Advent of Code 2023: Day 03

Code for solutions available on GitHub.

Gear Ratios

In this episode of Christmas coding, we’re tasked with finding some numbers in a grid. The lore is that the numbers are part identifiers or something like that. I don’t know, go read the lore yourself ;). I’m just chronicling the solving process.

The example grid is given as follows:

467..114..
...*......
..35..633.
......#...
617*......
.....+.58.
..592.....
......755.
...$.*....
.664.598..

Each number that is adjacent to a symbol that isn’t ., even diagonally, is a valid part number. The task is to find all part numbers and sum them up.

When I see a grid, the first thing I think about is coordinates, so I started with defining a simple Position type:

struct Position {
    row: u32,
    col: u32,
}

Of course, we have two entities in this grid, Symbols and Numbers. Let’s make types for them too:

struct Symbol {
    symbol: char,
    position: Position,
}

struct Number {
    number: u32,
    position: Position,
    length: u32,
}

The Number struct has an additional length field, as the space it takes up in the grid is defined by its starting point and length. Now, I didn’t know this when solving part 1, but I had a hunch that what particular character a symbol is was going to matter for part 2, so I added that too. I was correct.

A Number is valid if it is adjacent to a Symbol, even diagonally. Or in other words, if there is a Symbol inside of a rectangle that surrounds the Number, but is one unit larger in all dimensions. Hey, that’s a pretty neat idea. Let’s make a Rectangle struct that can check if it contains a point.

struct Rectangle {
    top_left: Position,
    bottom_right: Position,
}

impl Rectangle {
    fn contains(&self, position: &Position) -> bool {
        self.top_left.row <= position.row
            && self.bottom_right.row >= position.row
            && self.top_left.col <= position.col
            && self.bottom_right.col >= position.col

    }
}

And now a helper method that can construct the proper bounding Rectangle for a Number:

impl Number {
    fn rect(&self) -> Rectangle {
        Rectangle {
            top_left: Position {
                row: self.position.row.saturating_sub(1),
                col: self.position.col.saturating_sub(1),
            },
            bottom_right: Position {
                row: self.position.row + self.length + 1,
                col: self.position.col + self.length + 1,
            },
        }
    }
}

We have to use saturating_sub because we can’t have negative numbers in Positions, and some Numbers start at row or column 0. So in these cases the Rectangle is slightly smaller than normal, but that’s fine.

Now let’s put all this together in a Grid struct:

struct Grid {
    symbols: Vec<Symbol>,
    numbers: Vec<Number>,
}

And time for parsing.
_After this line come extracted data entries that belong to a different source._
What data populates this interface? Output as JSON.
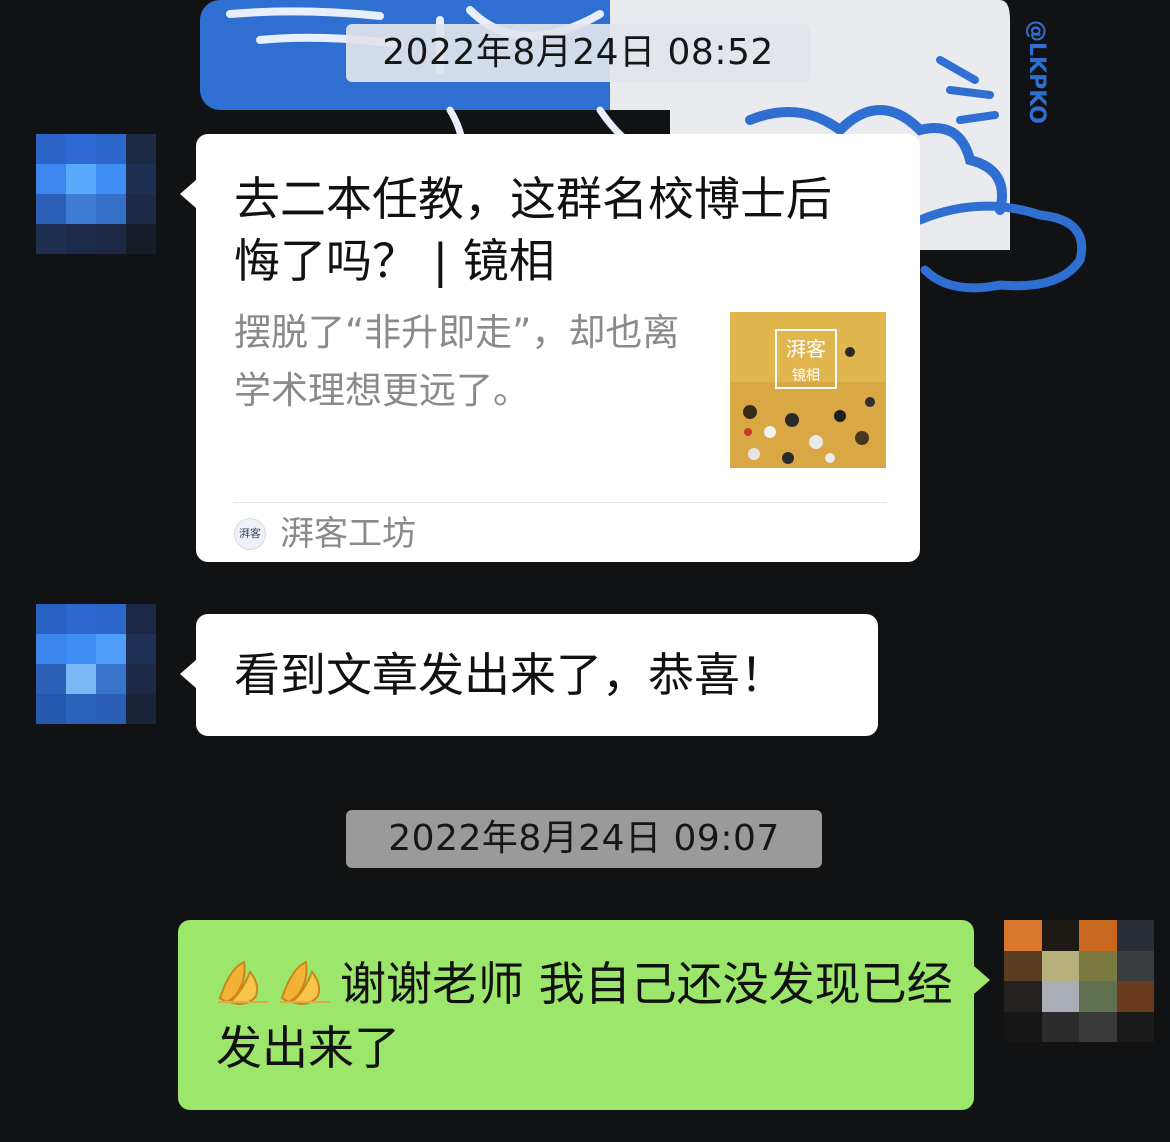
{
  "chat": {
    "timestamps": [
      "2022年8月24日 08:52",
      "2022年8月24日 09:07"
    ],
    "wallpaper_watermark": "@LKPKO",
    "link_card": {
      "title": "去二本任教，这群名校博士后悔了吗？ | 镜相",
      "description": "摆脱了“非升即走”，却也离学术理想更远了。",
      "thumbnail_label": "湃客",
      "thumbnail_sublabel": "镜相",
      "source_logo_text": "湃客",
      "source_name": "湃客工坊"
    },
    "incoming_message": "看到文章发出来了，恭喜！",
    "outgoing_message": {
      "emoji": "folded-hands-emoji",
      "text": "谢谢老师 我自己还没发现已经发出来了"
    }
  },
  "colors": {
    "background": "#111214",
    "incoming_bubble": "#ffffff",
    "outgoing_bubble": "#9be66b",
    "timestamp_bg_1": "#e1e4eb",
    "timestamp_bg_2": "#9a9a9a"
  }
}
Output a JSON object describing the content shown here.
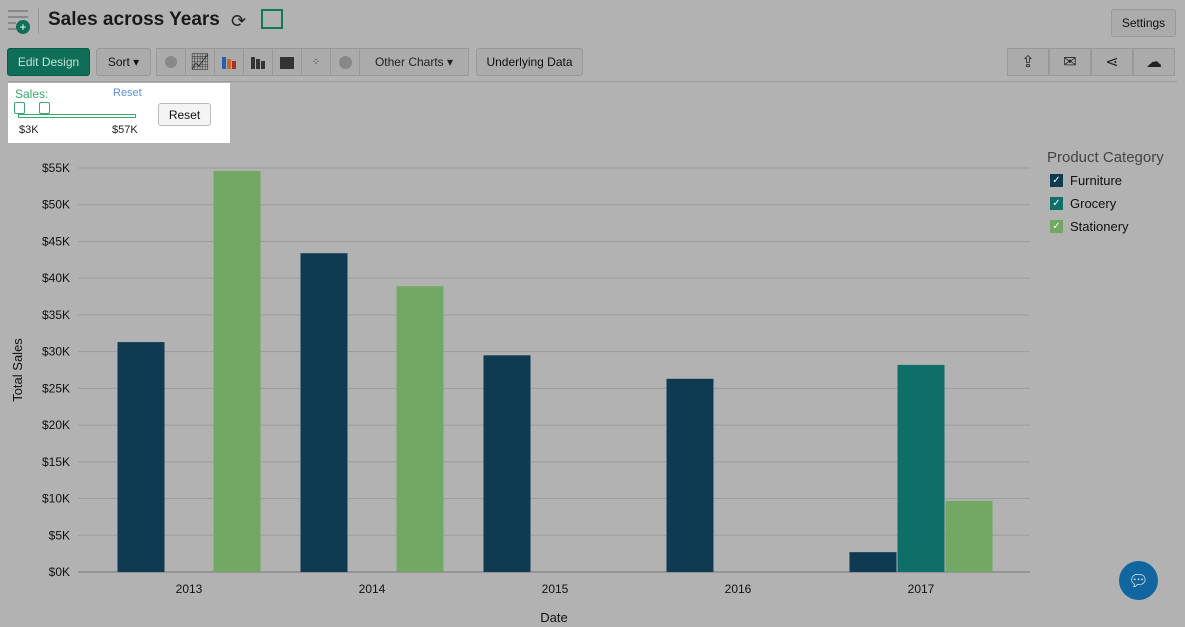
{
  "header": {
    "title": "Sales across Years",
    "settings_label": "Settings"
  },
  "toolbar": {
    "edit_design": "Edit Design",
    "sort": "Sort",
    "other_charts": "Other Charts",
    "underlying_data": "Underlying Data"
  },
  "filter": {
    "label": "Sales:",
    "reset_link": "Reset",
    "reset_button": "Reset",
    "min": "$3K",
    "max": "$57K"
  },
  "colors": {
    "Furniture": "#0e3a52",
    "Grocery": "#0e6f69",
    "Stationery": "#73a864"
  },
  "chart_data": {
    "type": "bar",
    "title": "Sales across Years",
    "xlabel": "Date",
    "ylabel": "Total Sales",
    "categories": [
      "2013",
      "2014",
      "2015",
      "2016",
      "2017"
    ],
    "series": [
      {
        "name": "Furniture",
        "values": [
          31.3,
          43.4,
          29.5,
          26.3,
          2.7
        ]
      },
      {
        "name": "Grocery",
        "values": [
          null,
          null,
          null,
          null,
          28.2
        ]
      },
      {
        "name": "Stationery",
        "values": [
          54.6,
          38.9,
          null,
          null,
          9.7
        ]
      }
    ],
    "ylim": [
      0,
      55
    ],
    "yticks": [
      "$0K",
      "$5K",
      "$10K",
      "$15K",
      "$20K",
      "$25K",
      "$30K",
      "$35K",
      "$40K",
      "$45K",
      "$50K",
      "$55K"
    ],
    "legend_title": "Product Category",
    "legend_position": "right",
    "grid": true
  }
}
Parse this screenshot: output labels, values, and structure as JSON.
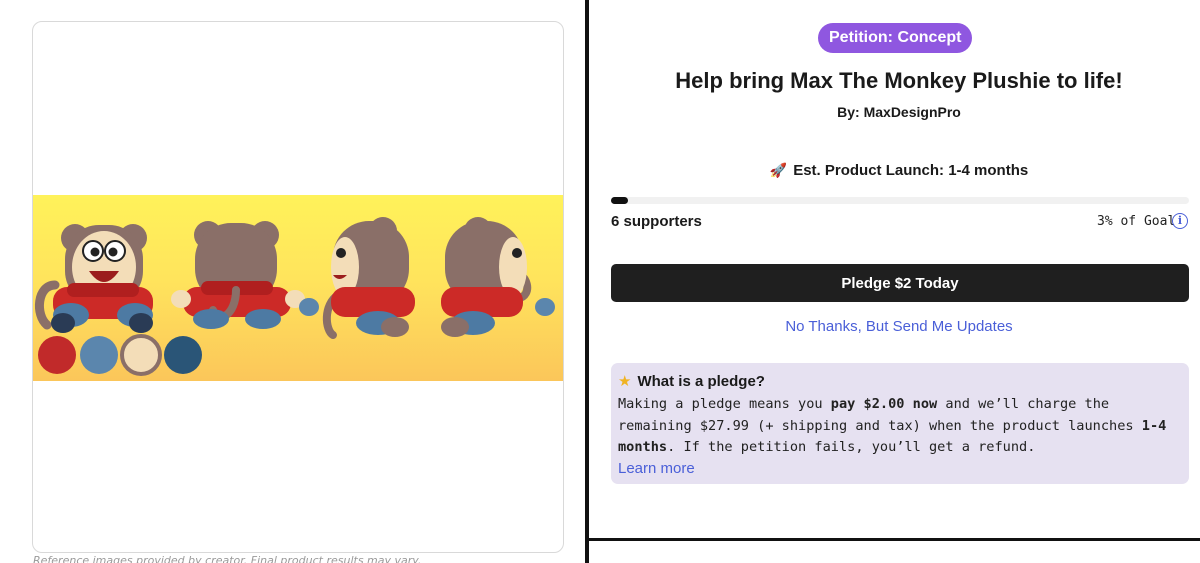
{
  "product_image": {
    "alt_icon": "monkey-plushie-reference-sheet",
    "swatches": [
      "#c12a2a",
      "#5b86ad",
      "#f3ddb8",
      "#2a5577"
    ],
    "caption": "Reference images provided by creator. Final product results may vary."
  },
  "petition": {
    "badge": "Petition: Concept",
    "title": "Help bring Max The Monkey Plushie to life!",
    "byline": "By: MaxDesignPro",
    "launch_icon": "rocket",
    "launch_text": "Est. Product Launch: 1-4 months",
    "progress_percent": 3,
    "supporters_text": "6 supporters",
    "goal_text": "3% of Goal",
    "pledge_button": "Pledge $2 Today",
    "updates_link": "No Thanks, But Send Me Updates"
  },
  "pledge_info": {
    "icon": "star",
    "heading": "What is a pledge?",
    "body_1": "Making a pledge means you ",
    "body_bold_1": "pay $2.00 now",
    "body_2": " and we’ll charge the remaining $27.99 (+ shipping and tax) when the product launches ",
    "body_bold_2": "1-4 months",
    "body_3": ". If the petition fails, you’ll get a refund.",
    "learn_more": "Learn more"
  },
  "colors": {
    "badge": "#8f57e0",
    "button": "#1f1f1f",
    "link": "#4a5fd8",
    "info_box": "#e6e1f1"
  }
}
Once again, this is not particularly interesting, just a bunch of nom parsers and combinators, with the only complications begin the bookkeeping of the row and column being parsed, and getting the length of a parsed number using u32::ilog10. Parsing code is here, starting in parse_grid.

Now for the solution. It’s pretty simple, by using the Number::rect and Rectangle::contains methods defined above to filter the numbers by whether their rectangle contains any symbol in the grid:

let grid = parse_grid(input);
grid.numbers
    .into_iter()
    .filter(|number| {
        let rect = number.rect();
        grid.symbols
            .iter()
            .any(|symbol| rect.contains(symbol.position))
    })
    .map(|number| number.number)
    .sum()
}

Part 2

I was right about the specific character of the symbols being important for this part. This time, the task is to find all * symbols (gears) that are adjacent to exactly 2 numbers, and sum up the product of all those pairs. Luckily, since I saved the character in each symbol, the grid’s symbols can be filtered on this:

let grid = parse_grid(input);
grid.symbols
    .into_iter()
    .filter(|symbol| symbol.symbol == '*')
    .map(|gear| {
        // Get all numbers adjacent to the gear
        // Check that there are exactly 2
        // Return the product of the numbers
    })
    .sum()
}

The easy way to go about this is to simply create an iterator over all numbers in the grid whose rectangle contains the current gear.

let grid = parse_grid(input);
grid.symbols
    .into_iter()
    .filter(|symbol| symbol.symbol == '*')
    .map(|gear| {
        let mut numbers = grid
            .numbers
            .iter()
            .filter(|number| {
                number.rect().contains(gear.position)
            });
        
        let first = numbers.next();
        let second = numbers.next();
        let third = numbers.next();

        if let (Some(first), Some(second), None) = (first, second, third) {
            first.number * second.number
        } else {
            0
        }
    })
    .sum()
}

And this works fine. It gives the right answer, only outputting non-zero for each gear with exactly two numbers adjacent to it, and was my initial solution.

I did spot an inefficiency though. It’s unnecessary to iterate over all numbers in the grid, as the only numbers that have a rectangle that contains the gear are the ones whose row is 1 less than, equal to, or 1 greater than the gear’s row.

The fix is simple:

let grid = parse_grid(input);
grid.symbols
    .into_iter()
    .filter(|symbol| symbol.symbol == '*')
    .map(|gear| {
        let mut numbers = grid
            .numbers
            .iter()
+           .skip_while(|number| {
+               number.position.row < gear.position.row.saturating_sub(1)
+           })
+           .take_while(|number| {
+               number.position.row < gear.position.row + 2
+           })
            .filter(|number| {
                number.rect().contains(gear.position)
            });
        
        let first = numbers.next();
        let second = numbers.next();
        let third = numbers.next();

        if let (Some(first), Some(second), None) = (first, second, third) {
            first.number * second.number
        } else {
            0
        }
    })
    .sum()
}

This brought the benchmark time down from about 500 microseconds to about 250. Twice as fast. That’s pretty nice :)